Last and certainly not least, S/O to Singapore startups for always keeping it one hundred. It’s important to stay spry.
Sunday, September 4
The damage was assesed this morning on the back of Hurricane Joaquin after historic flooding in South Carolina devestated the coastline and sent floodwaters surging through the state’s waterways. According to residents of Charleston, the ocean simply “rose up and came in their homes”. Combine the worst flood that part of the country has seen in recorded history with the fact that the video I just linked to generated a hashtag joke about a woman grabbing brand-named frozen food on her way out the door, and you’ll get some sense of the collasal shitstorm we’re in for over the next several generations.

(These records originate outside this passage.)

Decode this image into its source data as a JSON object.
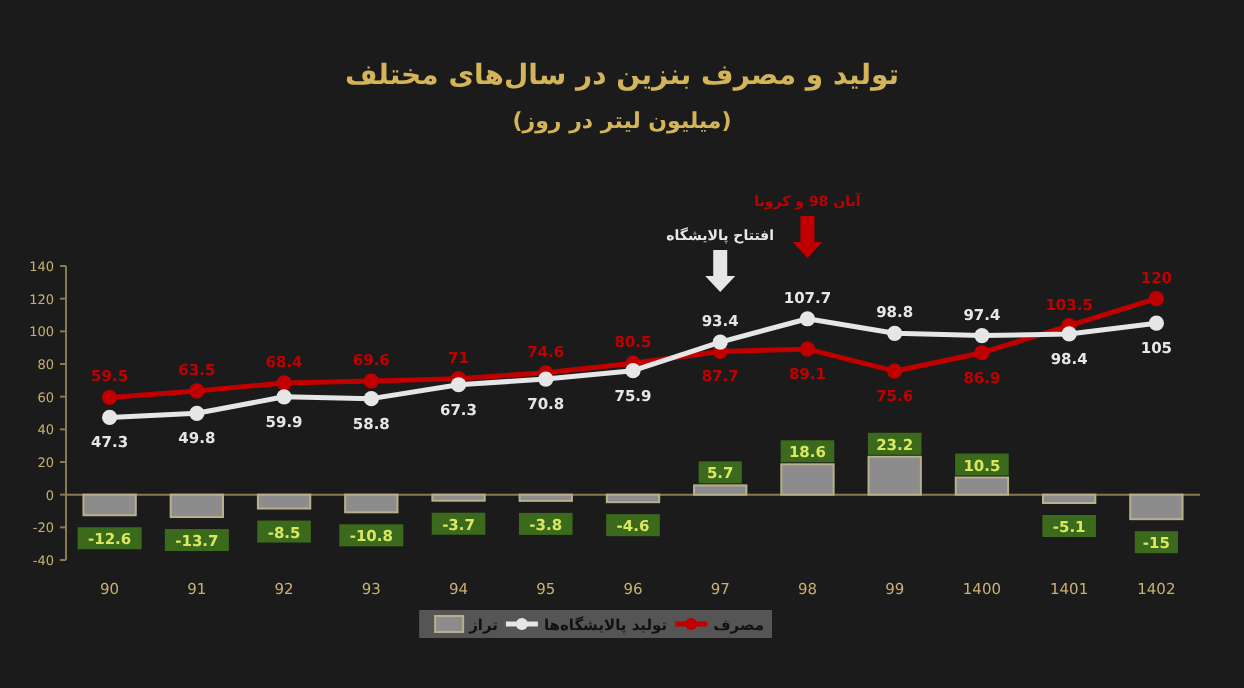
{
  "chart_data": {
    "type": "line",
    "title": "تولید و مصرف بنزین در سال‌های مختلف",
    "subtitle": "(میلیون لیتر در روز)",
    "categories": [
      "90",
      "91",
      "92",
      "93",
      "94",
      "95",
      "96",
      "97",
      "98",
      "99",
      "1400",
      "1401",
      "1402"
    ],
    "series": [
      {
        "name": "مصرف",
        "color": "#c00000",
        "values": [
          59.5,
          63.5,
          68.4,
          69.6,
          71,
          74.6,
          80.5,
          87.7,
          89.1,
          75.6,
          86.9,
          103.5,
          120
        ]
      },
      {
        "name": "تولید پالایشگاه‌ها",
        "color": "#e6e6e6",
        "values": [
          47.3,
          49.8,
          59.9,
          58.8,
          67.3,
          70.8,
          75.9,
          93.4,
          107.7,
          98.8,
          97.4,
          98.4,
          105
        ]
      },
      {
        "name": "تراز",
        "type": "bar",
        "color": "#8c8c8c",
        "values": [
          -12.6,
          -13.7,
          -8.5,
          -10.8,
          -3.7,
          -3.8,
          -4.6,
          5.7,
          18.6,
          23.2,
          10.5,
          -5.1,
          -15
        ]
      }
    ],
    "annotations": [
      "افتتاح پالایشگاه",
      "آبان 98 و کرونا"
    ],
    "ylim": [
      -40,
      140
    ],
    "yticks": [
      -40,
      -20,
      0,
      20,
      40,
      60,
      80,
      100,
      120,
      140
    ],
    "ref_lines": [
      {
        "axis": "y",
        "value": 0,
        "color": "#8a7a50"
      }
    ],
    "data_labels": true,
    "marker": "circle",
    "legend": "bottom",
    "grid": false
  }
}
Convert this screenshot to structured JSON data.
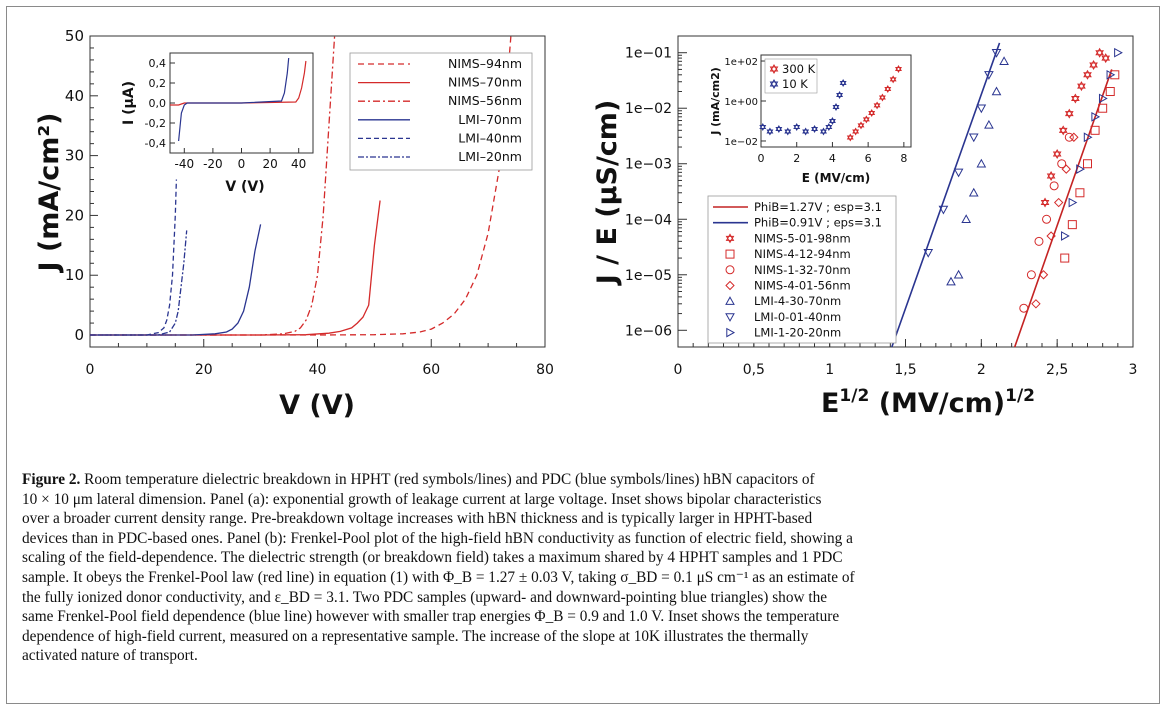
{
  "panel_a": {
    "ylabel": "J (mA/cm²)",
    "xlabel": "V (V)",
    "x_ticks": [
      "0",
      "20",
      "40",
      "60",
      "80"
    ],
    "y_ticks": [
      "0",
      "10",
      "20",
      "30",
      "40",
      "50"
    ],
    "legend": [
      "NIMS–94nm",
      "NIMS–70nm",
      "NIMS–56nm",
      "LMI–70nm",
      "LMI–40nm",
      "LMI–20nm"
    ],
    "inset": {
      "ylabel": "I (μA)",
      "xlabel": "V (V)",
      "x_ticks": [
        "-40",
        "-20",
        "0",
        "20",
        "40"
      ],
      "y_ticks": [
        "0,4",
        "0,2",
        "0,0",
        "-0,2",
        "-0,4"
      ]
    }
  },
  "panel_b": {
    "ylabel": "J / E (μS/cm)",
    "xlabel": "E^1/2 (MV/cm)^1/2",
    "x_ticks": [
      "0",
      "0,5",
      "1",
      "1,5",
      "2",
      "2,5",
      "3"
    ],
    "y_ticks": [
      "1e−06",
      "1e−05",
      "1e−04",
      "1e−03",
      "1e−02",
      "1e−01"
    ],
    "legend": [
      "PhiB=1.27V ; esp=3.1",
      "PhiB=0.91V ; eps=3.1",
      "NIMS-5-01-98nm",
      "NIMS-4-12-94nm",
      "NIMS-1-32-70nm",
      "NIMS-4-01-56nm",
      "LMI-4-30-70nm",
      "LMI-0-01-40nm",
      "LMI-1-20-20nm"
    ],
    "inset": {
      "ylabel": "J (mA/cm2)",
      "xlabel": "E (MV/cm)",
      "x_ticks": [
        "0",
        "2",
        "4",
        "6",
        "8"
      ],
      "y_ticks": [
        "1e+02",
        "1e+00",
        "1e−02"
      ],
      "legend": [
        "300 K",
        "10 K"
      ]
    }
  },
  "caption": {
    "figure_label": "Figure 2.",
    "lines": [
      " Room temperature dielectric breakdown in HPHT (red symbols/lines) and PDC (blue symbols/lines) hBN capacitors of",
      "10 × 10 μm lateral dimension. Panel (a): exponential growth of leakage current at large voltage. Inset shows bipolar characteristics",
      "over a broader current density range. Pre-breakdown voltage increases with hBN thickness and is typically larger in HPHT-based",
      "devices than in PDC-based ones. Panel (b): Frenkel-Pool plot of the high-field hBN conductivity as function of electric field, showing a",
      "scaling of the field-dependence. The dielectric strength (or breakdown field) takes a maximum shared by 4 HPHT samples and 1 PDC",
      "sample. It obeys the Frenkel-Pool law (red line) in equation (1) with Φ_B = 1.27 ± 0.03 V, taking σ_BD = 0.1 μS cm⁻¹ as an estimate of",
      "the fully ionized donor conductivity, and ε_BD = 3.1. Two PDC samples (upward- and downward-pointing blue triangles) show the",
      "same Frenkel-Pool field dependence (blue line) however with smaller trap energies Φ_B = 0.9 and 1.0 V. Inset shows the temperature",
      "dependence of high-field current, measured on a representative sample. The increase of the slope at 10K illustrates the thermally",
      "activated nature of transport."
    ]
  },
  "chart_data": [
    {
      "type": "line",
      "panel": "a",
      "xlabel": "V (V)",
      "ylabel": "J (mA/cm²)",
      "xlim": [
        0,
        80
      ],
      "ylim": [
        -2,
        50
      ],
      "grid": false,
      "legend_position": "top-right",
      "series": [
        {
          "name": "NIMS–94nm",
          "color": "#d42a2a",
          "dash": "6,4",
          "x": [
            0,
            40,
            50,
            55,
            58,
            60,
            62,
            64,
            66,
            68,
            70,
            72,
            73,
            74
          ],
          "y": [
            0,
            0,
            0.05,
            0.2,
            0.5,
            1,
            2,
            3.5,
            6,
            10,
            17,
            28,
            38,
            50
          ]
        },
        {
          "name": "NIMS–70nm",
          "color": "#d42a2a",
          "dash": "",
          "x": [
            0,
            30,
            38,
            42,
            44,
            46,
            47,
            48,
            49,
            50,
            51
          ],
          "y": [
            0,
            0,
            0.05,
            0.3,
            0.6,
            1.2,
            2,
            3,
            5,
            15,
            22.5
          ]
        },
        {
          "name": "NIMS–56nm",
          "color": "#d42a2a",
          "dash": "7,3,2,3",
          "x": [
            0,
            30,
            34,
            36,
            37,
            38,
            39,
            40,
            41,
            42,
            43
          ],
          "y": [
            0,
            0,
            0.2,
            0.6,
            1.2,
            2.5,
            5,
            10,
            20,
            35,
            50
          ]
        },
        {
          "name": "LMI–70nm",
          "color": "#2a3590",
          "dash": "",
          "x": [
            0,
            18,
            22,
            24,
            25,
            26,
            27,
            28,
            29,
            30
          ],
          "y": [
            0,
            0,
            0.2,
            0.5,
            1,
            2,
            4,
            8,
            14,
            18.5
          ]
        },
        {
          "name": "LMI–40nm",
          "color": "#2a3590",
          "dash": "5,3",
          "x": [
            0,
            10,
            12,
            13,
            13.5,
            14,
            14.5,
            15,
            15.2
          ],
          "y": [
            0,
            0,
            0.4,
            1.2,
            2.5,
            5,
            10,
            20,
            26
          ]
        },
        {
          "name": "LMI–20nm",
          "color": "#2a3590",
          "dash": "6,2,2,2",
          "x": [
            0,
            12,
            14,
            15,
            15.5,
            16,
            16.5,
            17
          ],
          "y": [
            0,
            0,
            0.5,
            2,
            4,
            8,
            12,
            17.5
          ]
        }
      ]
    },
    {
      "type": "line",
      "panel": "a-inset",
      "xlabel": "V (V)",
      "ylabel": "I (μA)",
      "xlim": [
        -50,
        50
      ],
      "ylim": [
        -0.5,
        0.5
      ],
      "series": [
        {
          "name": "",
          "color": "#d42a2a",
          "x": [
            -50,
            -44,
            -42,
            -40,
            0,
            38,
            40,
            42,
            44,
            45
          ],
          "y": [
            -0.02,
            -0.02,
            -0.01,
            0,
            0,
            0.01,
            0.05,
            0.15,
            0.3,
            0.42
          ]
        },
        {
          "name": "",
          "color": "#2a3590",
          "x": [
            -44,
            -42,
            -40,
            -38,
            0,
            28,
            30,
            32,
            33
          ],
          "y": [
            -0.38,
            -0.1,
            -0.02,
            0,
            0,
            0.02,
            0.1,
            0.3,
            0.45
          ]
        }
      ]
    },
    {
      "type": "scatter",
      "panel": "b",
      "xlabel": "E^1/2 (MV/cm)^1/2",
      "ylabel": "J / E (μS/cm)",
      "xlim": [
        0,
        3
      ],
      "ylim": [
        5e-07,
        0.2
      ],
      "log_y": true,
      "grid": false,
      "legend_position": "bottom-left",
      "lines": [
        {
          "name": "PhiB=1.27V ; esp=3.1",
          "color": "#c42323",
          "x": [
            2.22,
            2.86
          ],
          "y": [
            5e-07,
            0.05
          ]
        },
        {
          "name": "PhiB=0.91V ; eps=3.1",
          "color": "#2a3590",
          "x": [
            1.41,
            2.12
          ],
          "y": [
            5e-07,
            0.15
          ]
        }
      ],
      "series": [
        {
          "name": "NIMS-5-01-98nm",
          "marker": "star",
          "color": "#d42a2a",
          "x": [
            2.42,
            2.46,
            2.5,
            2.54,
            2.58,
            2.62,
            2.66,
            2.7,
            2.74,
            2.78,
            2.82
          ],
          "y": [
            0.0002,
            0.0006,
            0.0015,
            0.004,
            0.008,
            0.015,
            0.025,
            0.04,
            0.06,
            0.1,
            0.08
          ]
        },
        {
          "name": "NIMS-4-12-94nm",
          "marker": "square",
          "color": "#d42a2a",
          "x": [
            2.55,
            2.6,
            2.65,
            2.7,
            2.75,
            2.8,
            2.85,
            2.88
          ],
          "y": [
            2e-05,
            8e-05,
            0.0003,
            0.001,
            0.004,
            0.01,
            0.02,
            0.04
          ]
        },
        {
          "name": "NIMS-1-32-70nm",
          "marker": "circle",
          "color": "#d42a2a",
          "x": [
            2.28,
            2.33,
            2.38,
            2.43,
            2.48,
            2.53,
            2.58
          ],
          "y": [
            2.5e-06,
            1e-05,
            4e-05,
            0.0001,
            0.0004,
            0.001,
            0.003
          ]
        },
        {
          "name": "NIMS-4-01-56nm",
          "marker": "diamond",
          "color": "#d42a2a",
          "x": [
            2.36,
            2.41,
            2.46,
            2.51,
            2.56,
            2.61
          ],
          "y": [
            3e-06,
            1e-05,
            5e-05,
            0.0002,
            0.0008,
            0.003
          ]
        },
        {
          "name": "LMI-4-30-70nm",
          "marker": "triangle-up",
          "color": "#2a3590",
          "x": [
            1.8,
            1.85,
            1.9,
            1.95,
            2.0,
            2.05,
            2.1,
            2.15
          ],
          "y": [
            7.5e-06,
            1e-05,
            0.0001,
            0.0003,
            0.001,
            0.005,
            0.02,
            0.07
          ]
        },
        {
          "name": "LMI-0-01-40nm",
          "marker": "triangle-down",
          "color": "#2a3590",
          "x": [
            1.65,
            1.75,
            1.85,
            1.95,
            2.0,
            2.05,
            2.1
          ],
          "y": [
            2.5e-05,
            0.00015,
            0.0007,
            0.003,
            0.01,
            0.04,
            0.1
          ]
        },
        {
          "name": "LMI-1-20-20nm",
          "marker": "triangle-right",
          "color": "#2a3590",
          "x": [
            2.55,
            2.6,
            2.65,
            2.7,
            2.75,
            2.8,
            2.85,
            2.9
          ],
          "y": [
            5e-05,
            0.0002,
            0.0008,
            0.003,
            0.007,
            0.015,
            0.04,
            0.1
          ]
        }
      ]
    },
    {
      "type": "scatter",
      "panel": "b-inset",
      "xlabel": "E (MV/cm)",
      "ylabel": "J (mA/cm2)",
      "xlim": [
        0,
        8.4
      ],
      "ylim": [
        0.005,
        200
      ],
      "log_y": true,
      "legend_position": "top-left",
      "series": [
        {
          "name": "300 K",
          "marker": "star",
          "color": "#d42a2a",
          "x": [
            5.0,
            5.3,
            5.6,
            5.9,
            6.2,
            6.5,
            6.8,
            7.1,
            7.4,
            7.7
          ],
          "y": [
            0.015,
            0.03,
            0.06,
            0.12,
            0.25,
            0.6,
            1.5,
            4,
            12,
            40
          ]
        },
        {
          "name": "10 K",
          "marker": "star",
          "color": "#2a3590",
          "x": [
            0.1,
            0.5,
            1.0,
            1.5,
            2.0,
            2.5,
            3.0,
            3.5,
            3.8,
            4.0,
            4.2,
            4.4,
            4.6
          ],
          "y": [
            0.05,
            0.03,
            0.04,
            0.03,
            0.05,
            0.03,
            0.04,
            0.03,
            0.05,
            0.1,
            0.5,
            2,
            8
          ]
        }
      ]
    }
  ]
}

Could it get any worse? It can always get worse.
Tune in next week!
Season six of post-apocalyptic drama The Walking Dead literally filmed in post-apocalyptic South Carolina! Donald Trump begins to choke on live television; millions of Americans lean toward their TV sets, speechless, gripping the armrests of the nation while he successfully dislodges a hard candy from his throat by patting himself on the back and continues his press event! Entire country not quite sure how to feel about what just happened!